Either way, I don’t think I have the authority to decide that. My brothers and I grew up understanding about the world simply by necessity. We were taught about demons because they posed an actual threat to our daily life. But for the people who died in the capital, the ones with early lives like me, and the ones born in quilted cocoons, each and every one of them ended up in the same place. Prepared or not the grave came to them. So, can one really be argued as better?

Falling as cattle, or wolves is all it really comes down to. And when history begins to forget, as it always does, neither side will be spared.

 I’ve witnessed that now personally.

Perhaps this is why those stories are passed down to children. So the important stuff isn’t forgotten at the very least.

The figures may fade, but the injustice can never be left unchecked. This fury can’t be forgotten.

 

▐◊▌▐◊▌

 

There’s never a way to knowing just how long I’ve slept after impromptu naps like these.

Has it been an hour or a thousand years? Does it even matter? Maybe only to me.

“Food, check.” The boy mutters, passing an orange and a half loaf of bread through the opening of the hero’s vessel and directly onto my lap. “Water, check. Rope, check…”

Continuing with a variety of necessities, the boy carefully prepares for this mysterious new adventure.

What is he planning now?

Better yet, what was happening when I fell asleep? Before I fell asleep, I remember hearing Jiro shouting something.

Did something happen to Lili?

“What happened? Where are you going?”

Jiro, who was still attempting to pull himself together mentally, at first thought the voice was his own conscious it took a moment to realize its source wasn’t internal.

Leaping backwards from his bed, with feet light enough not to make a racket, Jiro looks around for the real source.

“Who…” He begins to stammer.

“Come back over here. If you are gone for too long I will fade once again. What happened? Why are you leaving?”

Jiro heeds my words hesitantly stepping up and gripping the bag once again. “Wh… what are you?”

“I am the hero’s vessel. And, if I think it requires it, I will assist you in your journey.”

“H…” Jiro begins to murmur as he strokes one of the smooth red gems on the lip of the bag. Shaking his head suddenly he returns to his mission at hand. “Lili, one of our mai… My friend, Lili. They said she stole… I think she was kidnapped.”

“Who took her?” Who’s forcefully demolishing his column?

“It’s… I... I don’t know. I just know where she is, the maids were talking about it when they thought I was outside.” Jiro explains impatiently. “I have to hurry.”

Honestly, I already had it half figured out.

So, this will be his hero moment?

“Very well.” I calmly state, trying my best to restrain my excitement. “If you are ready, then let’s go.”

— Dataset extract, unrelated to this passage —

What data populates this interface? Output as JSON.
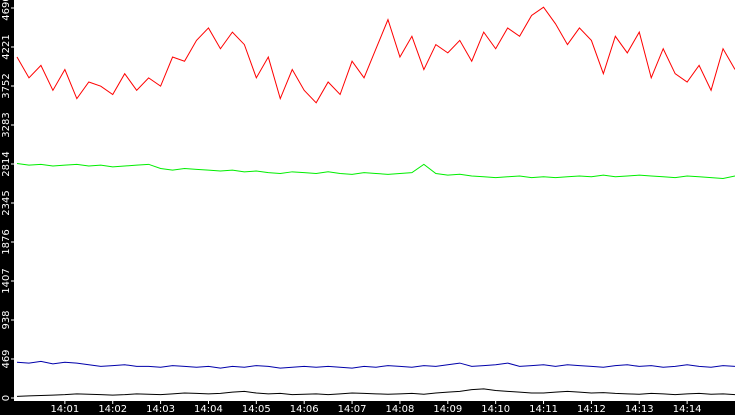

 “You’ll help me?” Jiro asks as if seeing the first glimmer of hope in days.

The answer to his question was a glimmer emerging from the empty pocket residing in the bag.

Extending hand carefully Jiro retrieves the lump of metal I offer him.

I was tempted to give him the actual sword, but a flurry of doubt festering in the back of my mind restrained me. 

Speechless at the construction of the small dagger Jiro inspects it endlessly. Peeling it from the sheath a short gasp escapes his mouth as the blinding yellow light fills his room.

“Step carefully, and go become a true hero.” I urge after a moment of silence.